Among other things, the new Protects Initiative will establish a national database that will enable wireless carriers and consumers to reduce the black market value of stolen devices by turning them off. Other elements of the new program include providing consumers with the requisite tools for locking a lost or stolen mobile device or remotely erasing personal data.
Through the CTIA wireless trade association, major mobile device makers and the major U.S. network operators have agreed to ensure that devices they sell include automatic prompts to make consumers aware that they need to set up passwords.
"We're sending a message to consumers that we've got your back, and a message to criminals that we're cracking down on the stolen phone and tablet resale market and making smartphone theft a crime that doesn't pay," said FCC Chairman Julius Genachowski on Tuesday.
New Opportunities and Challenges
The CTIA said Tuesday that the major U.S. wireless networks using GSM mobile technology have agreed to initiate, implement and deploy database solutions using unique identifying numbers. "U.S. GSM providers will implement this database [by the end of October] so that stolen GSM smartphones will not work on any U.S. GSM network," the CTIA said in a statement.
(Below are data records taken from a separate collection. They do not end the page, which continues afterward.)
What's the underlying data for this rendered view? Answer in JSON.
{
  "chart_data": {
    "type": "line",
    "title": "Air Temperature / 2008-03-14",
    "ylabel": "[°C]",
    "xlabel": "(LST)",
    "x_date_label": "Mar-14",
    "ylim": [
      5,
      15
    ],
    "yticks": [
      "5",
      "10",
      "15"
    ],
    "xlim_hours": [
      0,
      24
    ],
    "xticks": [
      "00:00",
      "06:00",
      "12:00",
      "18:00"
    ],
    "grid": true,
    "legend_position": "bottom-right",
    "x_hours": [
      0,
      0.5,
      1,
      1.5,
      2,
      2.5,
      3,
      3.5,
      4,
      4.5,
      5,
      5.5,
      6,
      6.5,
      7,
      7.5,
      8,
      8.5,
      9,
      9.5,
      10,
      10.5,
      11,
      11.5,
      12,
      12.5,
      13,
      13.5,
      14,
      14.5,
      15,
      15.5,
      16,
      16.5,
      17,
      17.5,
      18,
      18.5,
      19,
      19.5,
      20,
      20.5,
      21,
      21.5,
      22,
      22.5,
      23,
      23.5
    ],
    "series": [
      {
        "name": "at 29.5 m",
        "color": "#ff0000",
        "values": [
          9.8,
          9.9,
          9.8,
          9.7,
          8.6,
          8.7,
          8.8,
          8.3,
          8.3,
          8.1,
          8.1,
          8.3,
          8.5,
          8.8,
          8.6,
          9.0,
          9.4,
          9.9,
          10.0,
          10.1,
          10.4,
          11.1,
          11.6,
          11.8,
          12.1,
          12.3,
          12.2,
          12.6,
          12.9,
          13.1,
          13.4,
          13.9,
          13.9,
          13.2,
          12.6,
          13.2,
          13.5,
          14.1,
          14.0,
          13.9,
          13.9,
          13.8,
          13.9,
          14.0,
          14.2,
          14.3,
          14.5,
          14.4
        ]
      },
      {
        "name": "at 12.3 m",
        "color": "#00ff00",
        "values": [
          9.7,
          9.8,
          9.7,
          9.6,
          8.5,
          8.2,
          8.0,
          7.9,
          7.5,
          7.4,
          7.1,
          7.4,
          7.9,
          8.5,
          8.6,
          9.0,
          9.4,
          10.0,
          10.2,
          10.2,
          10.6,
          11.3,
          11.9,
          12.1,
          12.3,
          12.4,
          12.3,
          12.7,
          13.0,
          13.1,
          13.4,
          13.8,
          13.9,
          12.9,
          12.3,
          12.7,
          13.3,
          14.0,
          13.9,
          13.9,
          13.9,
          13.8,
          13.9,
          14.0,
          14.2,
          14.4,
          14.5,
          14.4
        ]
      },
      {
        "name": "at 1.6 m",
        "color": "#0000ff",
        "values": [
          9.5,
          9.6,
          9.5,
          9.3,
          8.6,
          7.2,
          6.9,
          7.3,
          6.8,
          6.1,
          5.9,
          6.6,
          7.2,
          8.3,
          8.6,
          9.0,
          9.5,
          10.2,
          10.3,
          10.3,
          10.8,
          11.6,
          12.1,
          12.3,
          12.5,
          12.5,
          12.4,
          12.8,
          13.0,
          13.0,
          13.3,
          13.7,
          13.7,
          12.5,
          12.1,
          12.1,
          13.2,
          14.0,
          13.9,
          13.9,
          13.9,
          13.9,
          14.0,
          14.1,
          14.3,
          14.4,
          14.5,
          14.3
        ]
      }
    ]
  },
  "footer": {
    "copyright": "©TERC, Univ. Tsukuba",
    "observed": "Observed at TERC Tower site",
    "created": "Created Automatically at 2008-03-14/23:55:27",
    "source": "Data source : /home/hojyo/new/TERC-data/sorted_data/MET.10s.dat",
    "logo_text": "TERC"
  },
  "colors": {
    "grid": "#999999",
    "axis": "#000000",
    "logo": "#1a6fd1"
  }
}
The CTIA's wireless provider members have also agreed to educate consumers about smartphone security features as well as third-party apps for remotely locking or wiping data from a lost or stolen device. Additionally, the trade association's device manufacturer members have agreed to have a software mechanism in place by April, 2013 that will prompt new smartphone purchasers to establish a device password.
Meanwhile, all handsets and media tablets are currently equipped with a set of codes that tell the wireless network which tasks each mobile device is capable of performing. This unique set of codes is known as a mobile equipment identifier (MEID) or international mobile equipment identifier (IMEI).
The FCC is urging U.S. consumers to write down the make, model number and unique device identification number of the mobile products they purchase. This is the information they will need to report to the police in the event their device is ever lost or stolen.
International Cooperation Required
In the last couple of years, the U.S. has regained global leadership in mobile innovation, Genachowski observed. "With the steps we're announcing," he added, "the U.S. will also become a world leader in addressing the growing problem of mobile device theft."
However, the ultimate success of the Protects Initiative will depend in major part on international cooperation. Otherwise, vendors of smartphones and media tablets lost or stolen in the United States will be able to ship their black market goods to partners overseas.
Genachowski said he has already met with the international executives responsible for the GSM database system currently operating in the United Kingdom and other nations abroad.
"I am making it a priority of the FCC's International Bureau to work with other countries to advance this initiative," he said.
Still, Genachowski admitted that the technology will continue to change, creating new opportunities as well as new challenges.
"The FCC will establish regular, quarterly meeting with the police chiefs on this initiative and on any new issues that might arise," he said.